Holland accredits that conversation with inspiring his pursuits in religious education within the Church.

“My life continues to have his fingerprints all over it. I care about his name, the life he lived and the legacy he left,” Holland said.

Elder Jeffrey R. Holland spoke at the Neal A. Maxwell Lecture titled “The Maxwell Legacy in the 21st Century” on Nov. 10.

Elder Holland said the Neal A. Maxwell Institute for Religious Scholarship will be the means of communicating Elder Maxwell’s legacy to a new generation of the Church “who have never heard Elder Maxwell’s voice, nor delighted in his prose nor felt the fire of his faith,” he said.

“The Maxwell Institute both gathers and nurtures disciple-scholars. As a research community, the Institute supports scholars whose work inspires and fortifies Latter-day Saints in their testimonies of the restored gospel of Jesus Christ and engages the world of religious ideas,” according to the Maxwell Institute website.

Jesus Christ and God support all the work of the Church including the work in Church education, according to Elder Holland.

“Brothers and sisters, we are in a moment in this Church, His Church, the Savior’s Church, when there is a demonstrable, near-tangible hastening of the work,” Elder Holland said.

Holland also emphasized the severity of the hastening of gospel work by quoting President Russell M. Nelson from an interview on Mormon Newsroom.

“You are witnesses to the process of restoration. If you think the Church has been fully restored, you are just seeing the beginning, there is much more to come. Wait until next year, and then the next year.

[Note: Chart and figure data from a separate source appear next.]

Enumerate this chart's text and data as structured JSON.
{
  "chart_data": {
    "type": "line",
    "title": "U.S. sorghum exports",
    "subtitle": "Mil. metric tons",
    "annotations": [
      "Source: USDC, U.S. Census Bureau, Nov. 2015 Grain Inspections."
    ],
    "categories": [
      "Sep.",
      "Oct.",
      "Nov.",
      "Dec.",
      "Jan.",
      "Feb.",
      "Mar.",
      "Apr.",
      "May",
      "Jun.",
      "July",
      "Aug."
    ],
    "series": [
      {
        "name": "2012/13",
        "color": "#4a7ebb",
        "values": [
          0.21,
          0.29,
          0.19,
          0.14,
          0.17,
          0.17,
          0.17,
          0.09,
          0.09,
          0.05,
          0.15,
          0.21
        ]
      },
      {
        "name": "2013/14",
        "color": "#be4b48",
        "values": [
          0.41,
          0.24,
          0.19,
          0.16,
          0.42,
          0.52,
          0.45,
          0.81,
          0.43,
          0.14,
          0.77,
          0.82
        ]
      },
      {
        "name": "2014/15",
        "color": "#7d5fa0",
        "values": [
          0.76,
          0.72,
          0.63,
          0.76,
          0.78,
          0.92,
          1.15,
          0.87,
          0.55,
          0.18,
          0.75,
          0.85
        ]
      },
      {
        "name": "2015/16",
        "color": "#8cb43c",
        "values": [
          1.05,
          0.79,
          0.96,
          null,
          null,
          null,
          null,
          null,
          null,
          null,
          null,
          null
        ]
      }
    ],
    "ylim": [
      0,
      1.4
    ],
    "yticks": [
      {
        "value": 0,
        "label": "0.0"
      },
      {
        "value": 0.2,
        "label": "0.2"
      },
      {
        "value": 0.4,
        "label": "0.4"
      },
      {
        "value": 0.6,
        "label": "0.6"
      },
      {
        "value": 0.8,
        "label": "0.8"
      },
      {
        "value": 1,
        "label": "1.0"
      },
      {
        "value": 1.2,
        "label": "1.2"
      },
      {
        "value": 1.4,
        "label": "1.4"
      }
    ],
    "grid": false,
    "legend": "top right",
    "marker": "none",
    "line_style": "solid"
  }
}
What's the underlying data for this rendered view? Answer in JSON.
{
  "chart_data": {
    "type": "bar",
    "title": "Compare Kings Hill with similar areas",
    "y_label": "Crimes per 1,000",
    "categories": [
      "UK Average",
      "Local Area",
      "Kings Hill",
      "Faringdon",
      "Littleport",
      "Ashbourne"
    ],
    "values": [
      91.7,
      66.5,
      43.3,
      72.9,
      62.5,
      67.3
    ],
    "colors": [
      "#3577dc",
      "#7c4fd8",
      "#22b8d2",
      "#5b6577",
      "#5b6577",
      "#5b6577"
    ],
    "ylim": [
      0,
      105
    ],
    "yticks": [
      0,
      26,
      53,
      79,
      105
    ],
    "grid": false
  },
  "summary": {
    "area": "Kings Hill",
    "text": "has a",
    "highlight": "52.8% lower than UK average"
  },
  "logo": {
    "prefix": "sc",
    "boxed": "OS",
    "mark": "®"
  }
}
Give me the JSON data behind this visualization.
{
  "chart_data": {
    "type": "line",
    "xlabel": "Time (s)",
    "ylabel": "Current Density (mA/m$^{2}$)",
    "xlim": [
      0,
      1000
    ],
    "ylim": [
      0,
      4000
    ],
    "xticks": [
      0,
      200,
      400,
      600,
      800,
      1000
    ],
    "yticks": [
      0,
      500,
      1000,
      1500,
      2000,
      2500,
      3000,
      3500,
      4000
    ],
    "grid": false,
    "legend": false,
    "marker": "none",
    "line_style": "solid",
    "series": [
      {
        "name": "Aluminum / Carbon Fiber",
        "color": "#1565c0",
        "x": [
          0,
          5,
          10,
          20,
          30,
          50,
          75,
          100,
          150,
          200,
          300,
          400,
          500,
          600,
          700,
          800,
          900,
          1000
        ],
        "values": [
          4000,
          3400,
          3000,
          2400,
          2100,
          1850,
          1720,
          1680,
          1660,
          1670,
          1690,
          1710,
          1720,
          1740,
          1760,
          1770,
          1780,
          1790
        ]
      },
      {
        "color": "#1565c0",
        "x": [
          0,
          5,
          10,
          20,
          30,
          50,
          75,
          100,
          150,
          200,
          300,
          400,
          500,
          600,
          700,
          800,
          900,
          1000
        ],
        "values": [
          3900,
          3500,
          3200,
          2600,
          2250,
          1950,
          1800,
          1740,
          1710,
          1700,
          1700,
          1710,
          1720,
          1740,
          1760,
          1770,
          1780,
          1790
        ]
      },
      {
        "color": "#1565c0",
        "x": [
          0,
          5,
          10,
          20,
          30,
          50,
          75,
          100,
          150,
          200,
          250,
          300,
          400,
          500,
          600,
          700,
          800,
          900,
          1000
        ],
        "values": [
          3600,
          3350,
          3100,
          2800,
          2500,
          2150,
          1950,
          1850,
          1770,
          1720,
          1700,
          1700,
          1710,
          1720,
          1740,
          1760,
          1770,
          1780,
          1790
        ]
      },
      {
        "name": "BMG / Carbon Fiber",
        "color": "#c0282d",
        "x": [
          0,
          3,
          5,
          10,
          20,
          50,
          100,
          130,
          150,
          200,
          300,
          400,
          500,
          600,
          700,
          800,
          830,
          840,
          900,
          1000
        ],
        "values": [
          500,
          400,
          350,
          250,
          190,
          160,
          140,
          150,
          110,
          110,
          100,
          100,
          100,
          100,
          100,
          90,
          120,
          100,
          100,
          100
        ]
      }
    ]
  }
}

Eat your vitamin pills, get your rest, it’s going to be exciting,” Elder Holland read.

With changes occurring now and in the future for the Church, Elder Holland mentioned changes that will need to happen within the Maxwell Religious Institution.  

The first of these changes involves the name of the program “Mormon Studies.” Just as with the rest of the church and its transition and redirection to a name centered on Christ, the Maxwell Institute must do the same, according to Elder Holland.

In a letter addressed to Elder Holland from President Nelson, Nelson promises blessings for the Institute if following through the challenge to transition to a more Christ-centered name.

“If they can claim the name of the Lord Jesus Christ some way in their name, the Lord will bless them in their mission,” President Nelson said.

Elder Holland notes another change that must be made in the 21st century for the Maxwell Institute is to “capitalize on their positionality,” Elder Holland said.

“Share what we might take for granted but which others might see true jewels in the Latter-day Saint crown,” Elder Holland said.

He touched on topics such as family history work and the Joseph Smith papers as examples of topics to be outwardly shared and studied by members and non-members alike.

The Maxwell Institute requires scholars, but more than anything it requires those who are always willing, to uphold the greater mission of the Church, according to Holland.

“We know that not every seminar you hold in the academic world will be a formal first lesson from Preach My Gospel, nor will every essay you produce be submitted to the Ensign for the entire Church to see,” Elder Holland said. “While we are not obligated to declare everything we believe at any given time in any one setting we are also not to even look like what we do not believe.”